Die Strecke verläuft jetzt
12 km entlang von Grachten und wunderschönen Häusern. Die Bewohner winken
freundlich von ihren Terrassen herüber und fordern mich zum Durchhalten
auf. Ich fühle mich immer noch toll, obwohl mein Kopf von der Hitze glüht.

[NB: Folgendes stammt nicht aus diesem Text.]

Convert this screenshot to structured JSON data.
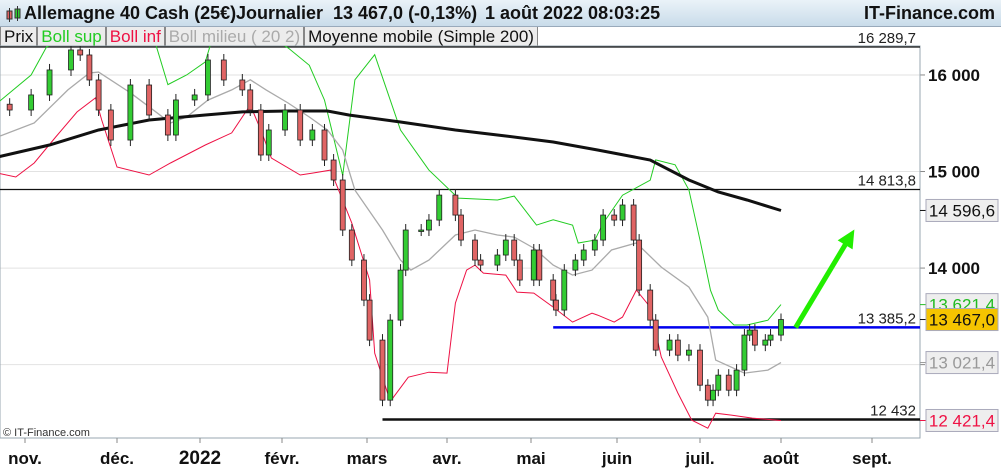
{
  "header": {
    "title": "Allemagne 40 Cash (25€)",
    "period": "Journalier",
    "last": "13 467,0 (-0,13%)",
    "datetime": "1 août 2022 08:03:25",
    "brand": "IT-Finance.com",
    "icon": "candlestick-icon"
  },
  "legend": [
    {
      "label": "Prix",
      "color": "#111111"
    },
    {
      "label": "Boll sup",
      "color": "#22cc22"
    },
    {
      "label": "Boll inf",
      "color": "#ee1144"
    },
    {
      "label": "Boll milieu ( 20 2)",
      "color": "#aaaaaa"
    },
    {
      "label": "Moyenne mobile (Simple 200)",
      "color": "#111111"
    }
  ],
  "copyright": "© IT-Finance.com",
  "chart_data": {
    "type": "candlestick",
    "ylim": [
      12240,
      16300
    ],
    "y_ticks": [
      {
        "v": 16000,
        "label": "16 000"
      },
      {
        "v": 15000,
        "label": "15 000"
      },
      {
        "v": 14000,
        "label": "14 000"
      },
      {
        "v": 13000,
        "label": ""
      }
    ],
    "x_ticks": [
      {
        "d": "2021-11-01",
        "label": "nov."
      },
      {
        "d": "2021-12-01",
        "label": "déc."
      },
      {
        "d": "2022-01-01",
        "label": "2022"
      },
      {
        "d": "2022-02-01",
        "label": "févr."
      },
      {
        "d": "2022-03-01",
        "label": "mars"
      },
      {
        "d": "2022-04-01",
        "label": "avr."
      },
      {
        "d": "2022-05-01",
        "label": "mai"
      },
      {
        "d": "2022-06-01",
        "label": "juin"
      },
      {
        "d": "2022-07-01",
        "label": "juil."
      },
      {
        "d": "2022-08-01",
        "label": "août"
      },
      {
        "d": "2022-09-01",
        "label": "sept."
      }
    ],
    "closes": [
      [
        "2021-10-27",
        15637
      ],
      [
        "2021-11-03",
        15793
      ],
      [
        "2021-11-09",
        16052
      ],
      [
        "2021-11-16",
        16259
      ],
      [
        "2021-11-19",
        16207
      ],
      [
        "2021-11-22",
        15948
      ],
      [
        "2021-11-25",
        15637
      ],
      [
        "2021-11-29",
        15326
      ],
      [
        "2021-12-06",
        15896
      ],
      [
        "2021-12-13",
        15585
      ],
      [
        "2021-12-20",
        15378
      ],
      [
        "2021-12-23",
        15741
      ],
      [
        "2021-12-30",
        15793
      ],
      [
        "2022-01-04",
        16155
      ],
      [
        "2022-01-10",
        15948
      ],
      [
        "2022-01-17",
        15845
      ],
      [
        "2022-01-20",
        15637
      ],
      [
        "2022-01-24",
        15171
      ],
      [
        "2022-01-27",
        15430
      ],
      [
        "2022-02-02",
        15637
      ],
      [
        "2022-02-07",
        15326
      ],
      [
        "2022-02-11",
        15430
      ],
      [
        "2022-02-15",
        15119
      ],
      [
        "2022-02-18",
        14912
      ],
      [
        "2022-02-21",
        14394
      ],
      [
        "2022-02-24",
        14083
      ],
      [
        "2022-02-28",
        13668
      ],
      [
        "2022-03-02",
        13254
      ],
      [
        "2022-03-07",
        12632
      ],
      [
        "2022-03-10",
        13461
      ],
      [
        "2022-03-14",
        13979
      ],
      [
        "2022-03-16",
        14394
      ],
      [
        "2022-03-22",
        14394
      ],
      [
        "2022-03-25",
        14497
      ],
      [
        "2022-03-29",
        14756
      ],
      [
        "2022-04-04",
        14549
      ],
      [
        "2022-04-06",
        14290
      ],
      [
        "2022-04-11",
        14083
      ],
      [
        "2022-04-13",
        14031
      ],
      [
        "2022-04-19",
        14135
      ],
      [
        "2022-04-22",
        14290
      ],
      [
        "2022-04-25",
        14083
      ],
      [
        "2022-04-27",
        13876
      ],
      [
        "2022-05-02",
        14187
      ],
      [
        "2022-05-04",
        13876
      ],
      [
        "2022-05-09",
        13668
      ],
      [
        "2022-05-10",
        13565
      ],
      [
        "2022-05-13",
        13979
      ],
      [
        "2022-05-17",
        14083
      ],
      [
        "2022-05-20",
        14187
      ],
      [
        "2022-05-24",
        14290
      ],
      [
        "2022-05-27",
        14549
      ],
      [
        "2022-05-31",
        14497
      ],
      [
        "2022-06-03",
        14653
      ],
      [
        "2022-06-07",
        14290
      ],
      [
        "2022-06-09",
        13772
      ],
      [
        "2022-06-13",
        13461
      ],
      [
        "2022-06-15",
        13150
      ],
      [
        "2022-06-20",
        13254
      ],
      [
        "2022-06-23",
        13098
      ],
      [
        "2022-06-27",
        13150
      ],
      [
        "2022-07-01",
        12787
      ],
      [
        "2022-07-04",
        12632
      ],
      [
        "2022-07-06",
        12735
      ],
      [
        "2022-07-08",
        12891
      ],
      [
        "2022-07-12",
        12735
      ],
      [
        "2022-07-15",
        12943
      ],
      [
        "2022-07-18",
        13306
      ],
      [
        "2022-07-20",
        13358
      ],
      [
        "2022-07-22",
        13202
      ],
      [
        "2022-07-26",
        13254
      ],
      [
        "2022-07-28",
        13306
      ],
      [
        "2022-08-01",
        13467
      ]
    ],
    "series": [
      {
        "name": "Boll sup",
        "color": "#22cc22",
        "width": 1,
        "points": [
          [
            "2021-10-23",
            15710
          ],
          [
            "2021-11-03",
            16000
          ],
          [
            "2021-11-08",
            16290
          ],
          [
            "2021-11-25",
            16520
          ],
          [
            "2021-12-15",
            16360
          ],
          [
            "2021-12-20",
            15900
          ],
          [
            "2021-12-27",
            16000
          ],
          [
            "2022-01-03",
            16135
          ],
          [
            "2022-01-06",
            16410
          ],
          [
            "2022-01-18",
            16310
          ],
          [
            "2022-01-26",
            16410
          ],
          [
            "2022-02-03",
            16280
          ],
          [
            "2022-02-10",
            16100
          ],
          [
            "2022-02-15",
            15740
          ],
          [
            "2022-02-21",
            14960
          ],
          [
            "2022-02-25",
            15950
          ],
          [
            "2022-03-04",
            16210
          ],
          [
            "2022-03-14",
            15430
          ],
          [
            "2022-03-25",
            15015
          ],
          [
            "2022-04-05",
            14725
          ],
          [
            "2022-04-19",
            14705
          ],
          [
            "2022-04-25",
            14745
          ],
          [
            "2022-05-03",
            14445
          ],
          [
            "2022-05-09",
            14500
          ],
          [
            "2022-05-16",
            14445
          ],
          [
            "2022-05-18",
            14260
          ],
          [
            "2022-05-24",
            14290
          ],
          [
            "2022-05-27",
            14465
          ],
          [
            "2022-06-03",
            14755
          ],
          [
            "2022-06-13",
            14910
          ],
          [
            "2022-06-15",
            15120
          ],
          [
            "2022-06-22",
            15070
          ],
          [
            "2022-06-27",
            14810
          ],
          [
            "2022-07-01",
            14290
          ],
          [
            "2022-07-05",
            13770
          ],
          [
            "2022-07-08",
            13565
          ],
          [
            "2022-07-14",
            13410
          ],
          [
            "2022-07-19",
            13410
          ],
          [
            "2022-07-27",
            13460
          ],
          [
            "2022-08-01",
            13621.4
          ]
        ]
      },
      {
        "name": "Boll inf",
        "color": "#ee1144",
        "width": 1,
        "points": [
          [
            "2021-10-23",
            14984
          ],
          [
            "2021-10-29",
            14943
          ],
          [
            "2021-11-04",
            15088
          ],
          [
            "2021-11-11",
            15357
          ],
          [
            "2021-11-18",
            15617
          ],
          [
            "2021-11-24",
            15762
          ],
          [
            "2021-11-26",
            15534
          ],
          [
            "2021-12-01",
            15047
          ],
          [
            "2021-12-13",
            14964
          ],
          [
            "2021-12-21",
            15088
          ],
          [
            "2022-01-03",
            15275
          ],
          [
            "2022-01-13",
            15400
          ],
          [
            "2022-01-20",
            15689
          ],
          [
            "2022-01-24",
            15430
          ],
          [
            "2022-01-28",
            15140
          ],
          [
            "2022-02-07",
            14964
          ],
          [
            "2022-02-11",
            14984
          ],
          [
            "2022-02-17",
            15015
          ],
          [
            "2022-02-24",
            14466
          ],
          [
            "2022-03-02",
            13876
          ],
          [
            "2022-03-04",
            13119
          ],
          [
            "2022-03-09",
            12705
          ],
          [
            "2022-03-11",
            12653
          ],
          [
            "2022-03-17",
            12870
          ],
          [
            "2022-03-25",
            12922
          ],
          [
            "2022-04-01",
            12912
          ],
          [
            "2022-04-04",
            13637
          ],
          [
            "2022-04-08",
            13979
          ],
          [
            "2022-04-11",
            14031
          ],
          [
            "2022-04-14",
            13948
          ],
          [
            "2022-04-22",
            13927
          ],
          [
            "2022-04-26",
            13751
          ],
          [
            "2022-05-02",
            13741
          ],
          [
            "2022-05-09",
            13596
          ],
          [
            "2022-05-16",
            13440
          ],
          [
            "2022-05-23",
            13533
          ],
          [
            "2022-05-25",
            13513
          ],
          [
            "2022-05-31",
            13440
          ],
          [
            "2022-06-03",
            13492
          ],
          [
            "2022-06-08",
            13772
          ],
          [
            "2022-06-13",
            13596
          ],
          [
            "2022-06-17",
            13078
          ],
          [
            "2022-06-23",
            12705
          ],
          [
            "2022-06-28",
            12425
          ],
          [
            "2022-07-04",
            12342
          ],
          [
            "2022-07-07",
            12497
          ],
          [
            "2022-07-13",
            12477
          ],
          [
            "2022-07-21",
            12446
          ],
          [
            "2022-08-01",
            12421.4
          ]
        ]
      },
      {
        "name": "Boll milieu ( 20 2)",
        "color": "#aaaaaa",
        "width": 1.3,
        "points": [
          [
            "2021-10-23",
            15357
          ],
          [
            "2021-11-04",
            15503
          ],
          [
            "2021-11-15",
            15845
          ],
          [
            "2021-11-22",
            16020
          ],
          [
            "2021-11-25",
            16030
          ],
          [
            "2021-12-06",
            15815
          ],
          [
            "2021-12-13",
            15670
          ],
          [
            "2021-12-21",
            15503
          ],
          [
            "2021-12-27",
            15565
          ],
          [
            "2022-01-04",
            15740
          ],
          [
            "2022-01-13",
            15845
          ],
          [
            "2022-01-20",
            15950
          ],
          [
            "2022-01-26",
            15845
          ],
          [
            "2022-02-03",
            15710
          ],
          [
            "2022-02-10",
            15565
          ],
          [
            "2022-02-16",
            15430
          ],
          [
            "2022-02-21",
            15223
          ],
          [
            "2022-02-25",
            14808
          ],
          [
            "2022-03-07",
            14394
          ],
          [
            "2022-03-14",
            14083
          ],
          [
            "2022-03-18",
            13979
          ],
          [
            "2022-03-25",
            14083
          ],
          [
            "2022-04-04",
            14342
          ],
          [
            "2022-04-11",
            14394
          ],
          [
            "2022-04-19",
            14342
          ],
          [
            "2022-04-25",
            14321
          ],
          [
            "2022-05-02",
            14207
          ],
          [
            "2022-05-09",
            14031
          ],
          [
            "2022-05-16",
            13927
          ],
          [
            "2022-05-23",
            13979
          ],
          [
            "2022-05-30",
            14187
          ],
          [
            "2022-06-08",
            14260
          ],
          [
            "2022-06-17",
            14010
          ],
          [
            "2022-06-27",
            13803
          ],
          [
            "2022-07-04",
            13492
          ],
          [
            "2022-07-07",
            13047
          ],
          [
            "2022-07-18",
            12912
          ],
          [
            "2022-07-27",
            12943
          ],
          [
            "2022-08-01",
            13021.4
          ]
        ]
      },
      {
        "name": "Moyenne mobile (Simple 200)",
        "color": "#111111",
        "width": 3,
        "points": [
          [
            "2021-10-23",
            15150
          ],
          [
            "2021-11-09",
            15275
          ],
          [
            "2021-11-25",
            15430
          ],
          [
            "2021-12-13",
            15534
          ],
          [
            "2022-01-03",
            15585
          ],
          [
            "2022-01-17",
            15617
          ],
          [
            "2022-02-03",
            15627
          ],
          [
            "2022-02-16",
            15627
          ],
          [
            "2022-02-23",
            15585
          ],
          [
            "2022-03-14",
            15513
          ],
          [
            "2022-04-04",
            15430
          ],
          [
            "2022-04-22",
            15368
          ],
          [
            "2022-05-09",
            15306
          ],
          [
            "2022-05-25",
            15223
          ],
          [
            "2022-06-13",
            15119
          ],
          [
            "2022-06-27",
            14912
          ],
          [
            "2022-07-08",
            14788
          ],
          [
            "2022-07-19",
            14705
          ],
          [
            "2022-08-01",
            14596.6
          ]
        ]
      }
    ],
    "levels": [
      {
        "value": 16289.7,
        "label": "16 289,7",
        "from": null,
        "color": "#111111"
      },
      {
        "value": 14813.8,
        "label": "14 813,8",
        "from": null,
        "color": "#111111"
      },
      {
        "value": 13385.2,
        "label": "13 385,2",
        "from": "2022-05-09",
        "color": "#0000ee"
      },
      {
        "value": 12432,
        "label": "12 432",
        "from": "2022-03-07",
        "color": "#111111"
      }
    ],
    "price_tags": [
      {
        "value": 14596.6,
        "label": "14 596,6",
        "color": "#111111",
        "bg": "#eeeeee"
      },
      {
        "value": 13621.4,
        "label": "13 621,4",
        "color": "#22bb22",
        "bg": "#eeeeee"
      },
      {
        "value": 13467.0,
        "label": "13 467,0",
        "color": "#111111",
        "bg": "#f5c400"
      },
      {
        "value": 13021.4,
        "label": "13 021,4",
        "color": "#999999",
        "bg": "#eeeeee"
      },
      {
        "value": 12421.4,
        "label": "12 421,4",
        "color": "#ee1144",
        "bg": "#eeeeee"
      }
    ],
    "annotation": {
      "type": "arrow",
      "color": "#22ee00",
      "from": [
        "2022-08-06",
        13385.2
      ],
      "to": [
        "2022-08-26",
        14400
      ]
    },
    "up_color": "#33cc33",
    "down_color": "#e06464"
  }
}
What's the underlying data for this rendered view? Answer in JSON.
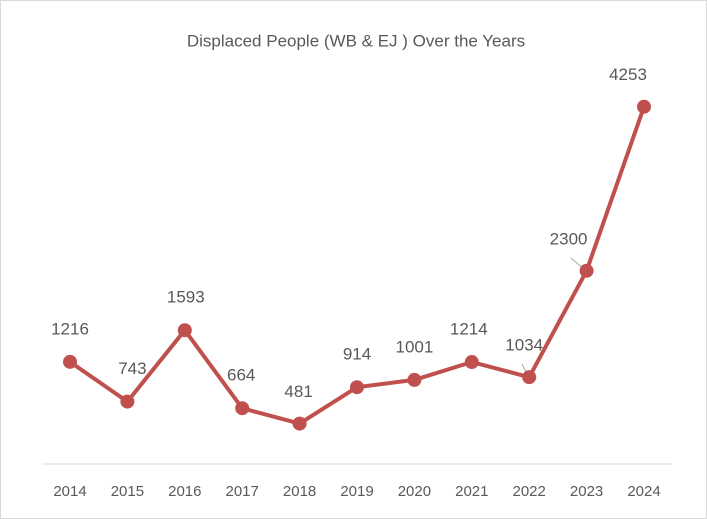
{
  "chart_data": {
    "type": "line",
    "title": "Displaced People (WB & EJ ) Over the Years",
    "categories": [
      "2014",
      "2015",
      "2016",
      "2017",
      "2018",
      "2019",
      "2020",
      "2021",
      "2022",
      "2023",
      "2024"
    ],
    "series": [
      {
        "name": "Displaced People",
        "color": "#c0504d",
        "values": [
          1216,
          743,
          1593,
          664,
          481,
          914,
          1001,
          1214,
          1034,
          2300,
          4253
        ]
      }
    ],
    "ylim": [
      0,
      4500
    ]
  }
}
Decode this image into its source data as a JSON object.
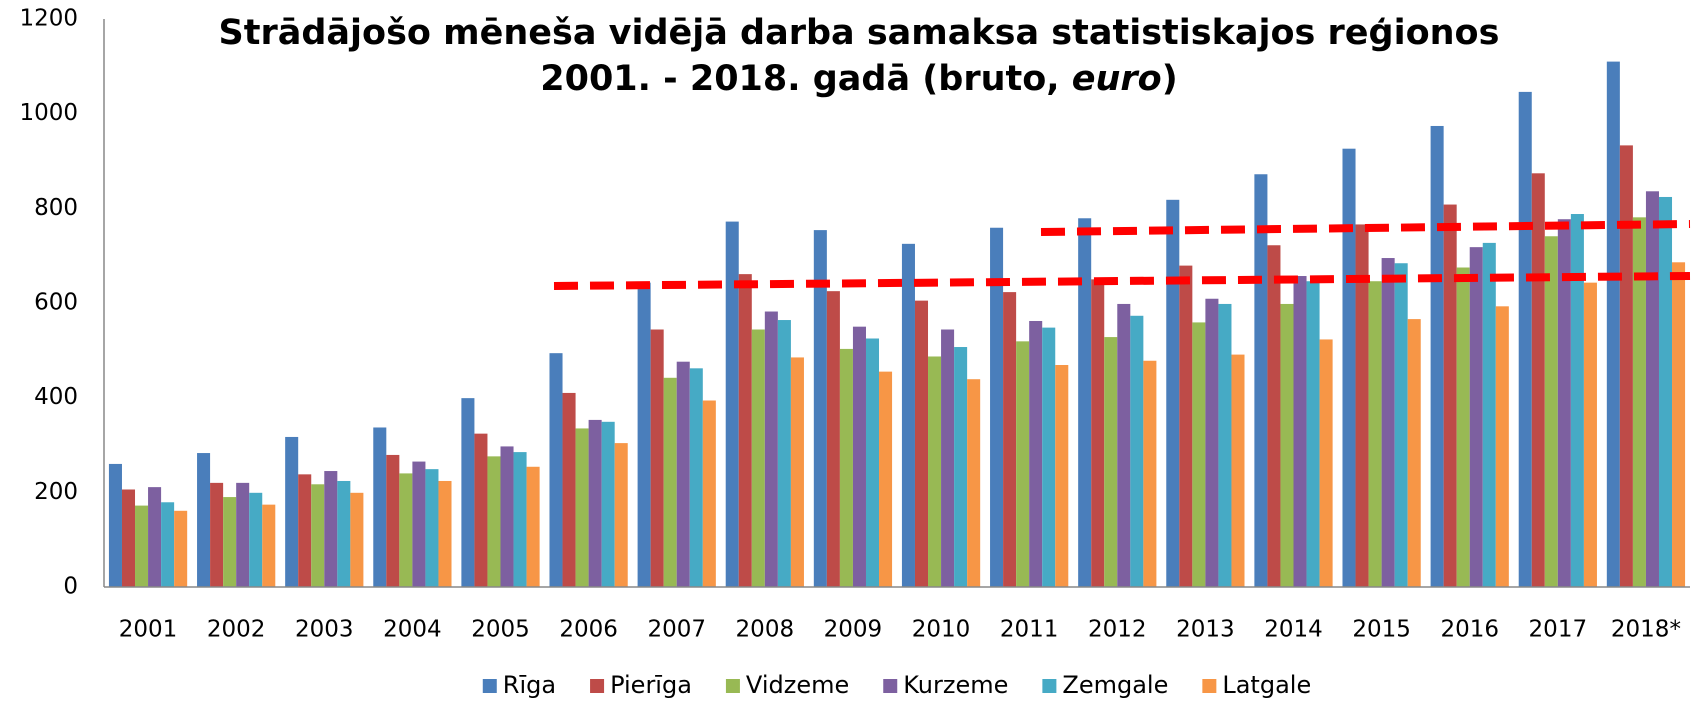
{
  "chart_data": {
    "type": "bar",
    "title": {
      "line1": "Strādājošo mēneša vidējā darba samaksa statistiskajos reģionos",
      "line2": "2001. - 2018. gadā (bruto,",
      "italic": "euro",
      "end": ")"
    },
    "categories": [
      "2001",
      "2002",
      "2003",
      "2004",
      "2005",
      "2006",
      "2007",
      "2008",
      "2009",
      "2010",
      "2011",
      "2012",
      "2013",
      "2014",
      "2015",
      "2016",
      "2017",
      "2018*"
    ],
    "series": [
      {
        "name": "Rīga",
        "color": "#4a7ebb",
        "values": [
          260,
          283,
          317,
          337,
          399,
          494,
          643,
          772,
          754,
          725,
          759,
          779,
          818,
          872,
          926,
          974,
          1046,
          1110
        ]
      },
      {
        "name": "Pierīga",
        "color": "#be4b48",
        "values": [
          206,
          220,
          238,
          279,
          324,
          410,
          544,
          661,
          625,
          605,
          623,
          650,
          679,
          722,
          766,
          808,
          874,
          933
        ]
      },
      {
        "name": "Vidzeme",
        "color": "#98b954",
        "values": [
          172,
          190,
          217,
          240,
          276,
          335,
          442,
          544,
          503,
          487,
          519,
          528,
          559,
          598,
          646,
          675,
          741,
          781
        ]
      },
      {
        "name": "Kurzeme",
        "color": "#7d60a0",
        "values": [
          211,
          220,
          245,
          265,
          297,
          353,
          476,
          582,
          550,
          544,
          562,
          598,
          609,
          657,
          695,
          718,
          777,
          836
        ]
      },
      {
        "name": "Zemgale",
        "color": "#46aac5",
        "values": [
          179,
          199,
          224,
          249,
          285,
          349,
          462,
          564,
          525,
          507,
          548,
          573,
          598,
          646,
          684,
          727,
          788,
          824
        ]
      },
      {
        "name": "Latgale",
        "color": "#f79646",
        "values": [
          161,
          174,
          199,
          224,
          254,
          304,
          394,
          485,
          455,
          439,
          469,
          478,
          491,
          523,
          566,
          593,
          643,
          686
        ]
      }
    ],
    "ylim": [
      0,
      1200
    ],
    "yticks": [
      0,
      200,
      400,
      600,
      800,
      1000,
      1200
    ],
    "grid": false,
    "legend": "bottom"
  }
}
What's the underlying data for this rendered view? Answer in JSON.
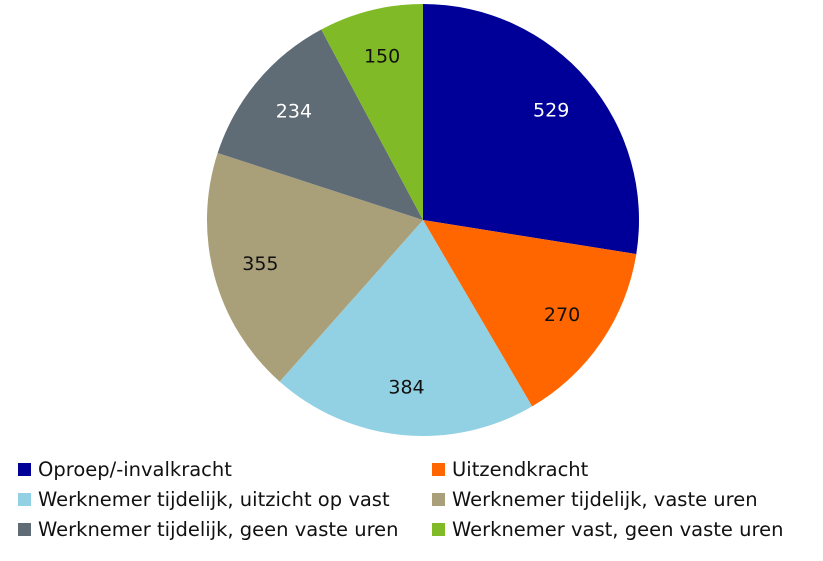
{
  "chart_data": {
    "type": "pie",
    "title": "",
    "categories": [
      "Oproep/-invalkracht",
      "Uitzendkracht",
      "Werknemer tijdelijk, uitzicht op vast",
      "Werknemer tijdelijk, vaste uren",
      "Werknemer tijdelijk, geen vaste uren",
      "Werknemer vast, geen vaste uren"
    ],
    "values": [
      529,
      270,
      384,
      355,
      234,
      150
    ],
    "colors": [
      "#000099",
      "#ff6600",
      "#92d1e3",
      "#a99f79",
      "#5f6b75",
      "#80bb27"
    ],
    "label_colors": [
      "#ffffff",
      "#111111",
      "#111111",
      "#111111",
      "#ffffff",
      "#111111"
    ],
    "start_angle_deg": 0,
    "direction": "clockwise",
    "legend_position": "bottom",
    "data_labels": true
  }
}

Nur Zuschauer an den Strassen die sucht man hier vergeblich. In der
letzten Stunde waren es vielleicht ganze 100, aber die gaben ihr
Möglichstes.
Bei Kilometer 17,3 sehe
ich zum ersten Mal Gudrun wieder. Ein kleiner Plausch und die Übergabe
eines Isogetränks, mehr war nicht drin. Mit meiner Zeit von 01:35 Std. war
ich sehr zufrieden. Ich fühle mich immer noch gut und forciere ein wenig
das Tempo.
Hinter *De Meern*, bei
Kilometer 21,1 (01:56 Std.) kommen mir die ersten Kenianer entgegen. Der
Unterschied zu mir war, dass die schon 36 km hinter sich hatten. Jetzt
hätte ich gerne etwas Aufmunterung gebraucht, aber Zuschauer gab es ja
nicht.
Immer weiter geht es
entlang der Grachten Richtung Harmelen. Bei Kilometer 25 seh` ich
auf der gegenüberliegenden Seite den *04:00 Std.-Pacemaker* mit ca. 15
Läufern im Schlepp. Ich rechne mir aus, dass ich ca. 8 Minuten Vorsprung
vor dieser Gruppe habe und mit einer Endzeit von ca. 03:54 Std. rechnen
kann.
Die Strecke wird jetzt
etwas anspruchsvoller. Es geht über viele kleine Brücken und etwas
unwegsames Gelände und es bedarf größerer Vorsicht um nicht umzuknicken
und eine Verletzung zu riskieren. Ich nehme deshalb mein Tempo auf ca.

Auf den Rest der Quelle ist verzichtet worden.